Reading "xz" and "archive" in the same sentence reminds me of 
https://www.nongnu.org/lzip/xz_inadequate.html 
<https://www.nongnu.org/lzip/xz_inadequate.html>

While it's easy to read the above as a rant of a disappointed competitor, he 
seems to make some valid points about why lzma/xz should be avoided, especially 
for long term archival purposes.

> Am 24.09.2020 um 04:36 schrieb Ryan Schmidt <[email protected]>:
> 
> On Sep 23, 2020, at 04:29, Dan Ports wrote:
> 
>> Also, bz2 is particularly slow at decompression, so even xz is likely
>> an improvement there.
> 
> As far as compression/decompression time goes, the normal gzip, bzip2 and xz 
> tools are single-threaded, as far as I know, so there is an opportunity to go 
> faster by using parallel processing.
> 
> For bzip2, you can install lbzip2 and configure MacPorts to use it; it then 
> compresses and decompresses in parallel, even bz2 files that were not created 
> with lbzip2. I have been using this on my Mac for years.
> 
> For xz, there's pixz.
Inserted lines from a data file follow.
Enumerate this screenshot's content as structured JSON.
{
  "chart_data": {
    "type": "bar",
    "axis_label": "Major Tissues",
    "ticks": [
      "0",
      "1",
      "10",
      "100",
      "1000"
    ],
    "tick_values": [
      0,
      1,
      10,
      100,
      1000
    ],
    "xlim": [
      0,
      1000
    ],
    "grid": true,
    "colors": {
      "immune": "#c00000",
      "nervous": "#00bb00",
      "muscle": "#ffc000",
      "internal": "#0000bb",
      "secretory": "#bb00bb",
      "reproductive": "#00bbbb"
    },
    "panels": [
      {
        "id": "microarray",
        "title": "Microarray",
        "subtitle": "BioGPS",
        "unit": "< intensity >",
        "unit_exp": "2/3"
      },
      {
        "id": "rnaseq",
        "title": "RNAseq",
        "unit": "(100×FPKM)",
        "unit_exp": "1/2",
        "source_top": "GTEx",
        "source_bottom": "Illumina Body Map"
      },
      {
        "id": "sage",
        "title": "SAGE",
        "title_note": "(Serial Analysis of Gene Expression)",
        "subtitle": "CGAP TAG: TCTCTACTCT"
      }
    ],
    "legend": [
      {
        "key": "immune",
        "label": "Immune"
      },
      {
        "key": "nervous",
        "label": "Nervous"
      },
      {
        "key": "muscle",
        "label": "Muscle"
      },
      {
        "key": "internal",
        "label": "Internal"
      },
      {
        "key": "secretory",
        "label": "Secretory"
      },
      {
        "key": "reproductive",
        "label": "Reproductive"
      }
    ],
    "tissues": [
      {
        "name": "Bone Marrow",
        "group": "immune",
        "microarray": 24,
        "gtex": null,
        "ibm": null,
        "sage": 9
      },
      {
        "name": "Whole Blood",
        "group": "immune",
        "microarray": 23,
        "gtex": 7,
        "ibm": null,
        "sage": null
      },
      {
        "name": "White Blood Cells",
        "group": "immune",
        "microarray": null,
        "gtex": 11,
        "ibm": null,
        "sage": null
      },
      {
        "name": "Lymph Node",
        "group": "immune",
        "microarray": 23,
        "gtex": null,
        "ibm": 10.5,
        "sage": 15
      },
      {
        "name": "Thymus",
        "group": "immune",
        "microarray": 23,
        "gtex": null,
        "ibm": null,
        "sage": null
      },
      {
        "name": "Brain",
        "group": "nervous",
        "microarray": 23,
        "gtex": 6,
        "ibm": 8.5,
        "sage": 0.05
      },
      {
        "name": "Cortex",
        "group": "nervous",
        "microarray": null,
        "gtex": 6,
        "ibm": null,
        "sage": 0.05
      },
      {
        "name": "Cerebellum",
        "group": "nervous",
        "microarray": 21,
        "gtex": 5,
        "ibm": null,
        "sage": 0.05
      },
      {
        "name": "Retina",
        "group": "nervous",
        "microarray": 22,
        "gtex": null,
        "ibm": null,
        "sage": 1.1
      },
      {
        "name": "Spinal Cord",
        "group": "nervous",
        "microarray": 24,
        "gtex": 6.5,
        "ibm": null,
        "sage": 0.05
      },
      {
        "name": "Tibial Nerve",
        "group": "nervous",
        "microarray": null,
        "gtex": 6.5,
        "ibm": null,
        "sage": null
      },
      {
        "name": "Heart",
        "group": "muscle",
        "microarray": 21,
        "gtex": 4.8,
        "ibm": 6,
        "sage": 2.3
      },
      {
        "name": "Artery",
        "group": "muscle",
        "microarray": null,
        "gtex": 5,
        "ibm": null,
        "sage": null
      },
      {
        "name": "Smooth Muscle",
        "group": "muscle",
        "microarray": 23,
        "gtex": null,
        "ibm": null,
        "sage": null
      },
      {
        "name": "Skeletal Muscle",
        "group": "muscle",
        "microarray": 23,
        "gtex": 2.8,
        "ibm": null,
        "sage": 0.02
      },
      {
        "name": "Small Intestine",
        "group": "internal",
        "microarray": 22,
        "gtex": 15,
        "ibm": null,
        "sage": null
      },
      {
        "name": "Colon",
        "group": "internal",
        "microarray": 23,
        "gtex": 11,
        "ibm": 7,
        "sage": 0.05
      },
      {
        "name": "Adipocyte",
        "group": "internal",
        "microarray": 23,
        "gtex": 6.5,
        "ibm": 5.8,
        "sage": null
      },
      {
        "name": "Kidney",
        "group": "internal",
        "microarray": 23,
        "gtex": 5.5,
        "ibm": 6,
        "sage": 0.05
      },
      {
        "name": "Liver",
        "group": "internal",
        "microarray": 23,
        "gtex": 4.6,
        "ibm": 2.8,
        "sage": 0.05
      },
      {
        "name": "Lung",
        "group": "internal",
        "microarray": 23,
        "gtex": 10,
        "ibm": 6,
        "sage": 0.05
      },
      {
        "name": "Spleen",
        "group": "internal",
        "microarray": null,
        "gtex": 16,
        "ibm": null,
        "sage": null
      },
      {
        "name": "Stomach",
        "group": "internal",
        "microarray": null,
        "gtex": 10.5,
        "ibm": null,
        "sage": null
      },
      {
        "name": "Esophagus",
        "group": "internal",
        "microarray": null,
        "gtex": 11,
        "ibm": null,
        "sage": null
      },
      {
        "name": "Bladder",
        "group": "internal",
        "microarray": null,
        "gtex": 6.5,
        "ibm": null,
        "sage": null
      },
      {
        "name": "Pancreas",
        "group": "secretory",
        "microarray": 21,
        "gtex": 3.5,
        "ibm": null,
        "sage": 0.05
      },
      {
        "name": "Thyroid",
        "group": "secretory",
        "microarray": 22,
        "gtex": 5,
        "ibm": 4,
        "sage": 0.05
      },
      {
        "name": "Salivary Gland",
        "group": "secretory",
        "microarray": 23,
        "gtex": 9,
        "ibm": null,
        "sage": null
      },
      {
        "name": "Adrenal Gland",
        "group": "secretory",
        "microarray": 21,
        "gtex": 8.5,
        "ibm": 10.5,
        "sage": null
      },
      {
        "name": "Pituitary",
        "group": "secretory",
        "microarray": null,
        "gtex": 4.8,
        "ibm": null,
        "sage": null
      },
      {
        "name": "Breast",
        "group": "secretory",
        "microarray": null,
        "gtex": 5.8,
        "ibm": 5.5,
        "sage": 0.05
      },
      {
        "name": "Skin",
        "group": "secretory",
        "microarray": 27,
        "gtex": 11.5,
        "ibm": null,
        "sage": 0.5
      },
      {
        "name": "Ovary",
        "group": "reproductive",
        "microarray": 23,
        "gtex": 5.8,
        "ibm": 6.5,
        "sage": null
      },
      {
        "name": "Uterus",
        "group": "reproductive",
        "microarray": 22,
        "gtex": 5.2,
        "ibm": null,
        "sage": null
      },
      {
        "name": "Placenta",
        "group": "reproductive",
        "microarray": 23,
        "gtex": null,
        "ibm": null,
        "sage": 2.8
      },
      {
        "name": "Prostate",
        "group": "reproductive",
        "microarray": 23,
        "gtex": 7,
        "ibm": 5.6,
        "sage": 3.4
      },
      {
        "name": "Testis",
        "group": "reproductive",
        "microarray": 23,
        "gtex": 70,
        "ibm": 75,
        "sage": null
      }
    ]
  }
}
It sounds like xz files cannot be decompressed in 
> parallel unless they were created with pixz. We could install pixz on the 
> buildbot servers and use it to create the archives. This would improve 
> compress/decompress performance on the buildbot servers, and users could 
> choose to install pixz to get improved decompression performance or we can 
> consider bundling it with MacPorts base in the future; it is BSD licensed.